Il serait difficile de comprendre comment le roi et ces autres personnes royales ne furent pas rebutés de nos refus, ni assez piqués pour passer à un autre choix. On ne peut se dissimuler qu'elles ne se crussent une espèce tout à fait à part du reste des hommes, continuellement induits en cette douce erreur par les empressements, les hommages, la crainte, l'espèce d'adoration qui leur étaient prodigués par tout le reste des hommes, une ivresse de cour uniquement [appliquée] à tout sacrifier pour plaire, surtout occupée à étudier, à deviner, à prévenir leurs goûts, et au mépris de la raison et souvent de plus encore, à s'immoler à eux par toutes sortes de flatteries, de bassesses et d'abandon. Il était donc fort surprenant de voir des personnes si absolues et si accoutumées à voir tout ramper sous leurs pieds, prévenir leurs moindres désirs, s'opiniâtrer jusqu'à cet excès à nous faire accepter une place qui faisait l'envie générale, jusqu'à remuer tant de machines en menaces et en flatteries pour ne nous pas livrer à un ressentiment, qui en toute autre occasion aurait eu le plus prompt effet. Mais un motif puissant avait emporté toute autre considération.

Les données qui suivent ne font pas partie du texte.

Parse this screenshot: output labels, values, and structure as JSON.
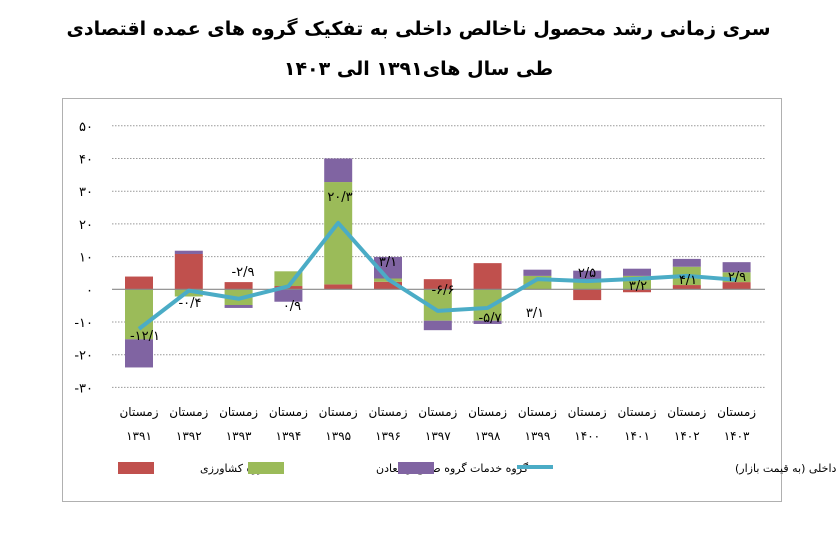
{
  "chart_data": {
    "type": "bar",
    "stacked": true,
    "title": "سری زمانی رشد محصول ناخالص داخلی به تفکیک گروه های عمده اقتصادی",
    "subtitle": "طی سال های۱۳۹۱ الی ۱۴۰۳",
    "season_label": "زمستان",
    "categories": [
      "۱۳۹۱",
      "۱۳۹۲",
      "۱۳۹۳",
      "۱۳۹۴",
      "۱۳۹۵",
      "۱۳۹۶",
      "۱۳۹۷",
      "۱۳۹۸",
      "۱۳۹۹",
      "۱۴۰۰",
      "۱۴۰۱",
      "۱۴۰۲",
      "۱۴۰۳"
    ],
    "ylim": [
      -30,
      50
    ],
    "yticks": [
      50,
      40,
      30,
      20,
      10,
      0,
      -10,
      -20,
      -30
    ],
    "ytick_labels": [
      "۵۰",
      "۴۰",
      "۳۰",
      "۲۰",
      "۱۰",
      "۰",
      "-۱۰",
      "-۲۰",
      "-۳۰"
    ],
    "grid": true,
    "legend_position": "bottom",
    "series": [
      {
        "name": "گروه کشاورزی",
        "color": "#c0504d",
        "values": [
          3.9,
          10.8,
          2.2,
          1.0,
          1.5,
          2.3,
          3.1,
          8.0,
          0.0,
          -3.3,
          -0.9,
          1.3,
          2.2
        ]
      },
      {
        "name": "گروه صنایع و معادن",
        "color": "#9bbb59",
        "values": [
          -15.3,
          -2.2,
          -4.8,
          4.5,
          31.3,
          1.0,
          -9.6,
          -9.6,
          4.1,
          2.9,
          4.1,
          5.6,
          3.0
        ]
      },
      {
        "name": "گروه خدمات",
        "color": "#8064a2",
        "values": [
          -8.6,
          1.0,
          -0.9,
          -3.8,
          7.2,
          6.6,
          -2.9,
          -1.0,
          1.9,
          2.8,
          2.2,
          2.4,
          3.1
        ]
      },
      {
        "name": "محصول ناخالص داخلی (به قیمت بازار)",
        "type": "line",
        "color": "#4bacc6",
        "values": [
          -12.1,
          -0.4,
          -2.9,
          0.9,
          20.3,
          3.1,
          -6.6,
          -5.7,
          3.1,
          2.5,
          3.2,
          4.1,
          2.9
        ],
        "data_labels": [
          "-۱۲/۱",
          "-۰/۴",
          "-۲/۹",
          "۰/۹",
          "۲۰/۳",
          "۳/۱",
          "-۶/۶",
          "-۵/۷",
          "۳/۱",
          "۲/۵",
          "۳/۲",
          "۴/۱",
          "۲/۹"
        ]
      }
    ]
  }
}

Le roi avait envie d'approcher Mme de Saint-Simon de sa cour particulière, dès lors que Mme de La Vallière eut la place de dame du palais à la mort de Mme de Montgon. Nous sûmes depuis que ce qui l'avait empêché d'en disposer pendant six semaines fut qu'il la destinait à Mme de Saint-Simon, et qu'il espéra par ce délai lasser Mme la duchesse de Bourgogne, qui, entraînée par les Noailles et par des raisons de femmes de leur âge, fit tant d'instance pour obtenir Mme de La Vallière, qu'à la fin le roi s'y rendit. Heureusement que j'avais demandé cette place, parce qu'il se publia sur notre résistance à celle-ci, que je trouvais même celle des dames du palais au-dessous des duchesses. L'imputation était pitoyable. La reine en avait eu plusieurs, elle avait eu encore Mlle d'Elboeuf, Mme d'Armagnac, la princesse de Bade, fille d'une princesse du sang, femme d'un souverain d'Allemagne, qui dans leur service de dames du palais ne différaient en rien des autres, sans préférence, sans distinction, mêlées avec les dames du palais duchesses, et sans dispute ni prétentions de rang, en toute égalité ensemble. Outre cette bonne volonté, le roi, à qui la seule complaisance mêlée de la crainte de la cabale de Mme la Duchesse avait fait vouloir le mariage qui approchait les bâtards de M. le duc de Berry (et c'en était là le grand et secret ressort), au même degré qu'eût fait celui de Mlle de Bourbon, ne le voulait accompagner que de choses agréables à ceux qui l'y avaient induit et utiles à leurs intérêts. Rien ne leur était plus important que d'avoir dans cette place une personne dont la vertu de tout temps sans atteinte, le bon esprit, le sens et les inclinations fussent de concert pour une éducation désirable.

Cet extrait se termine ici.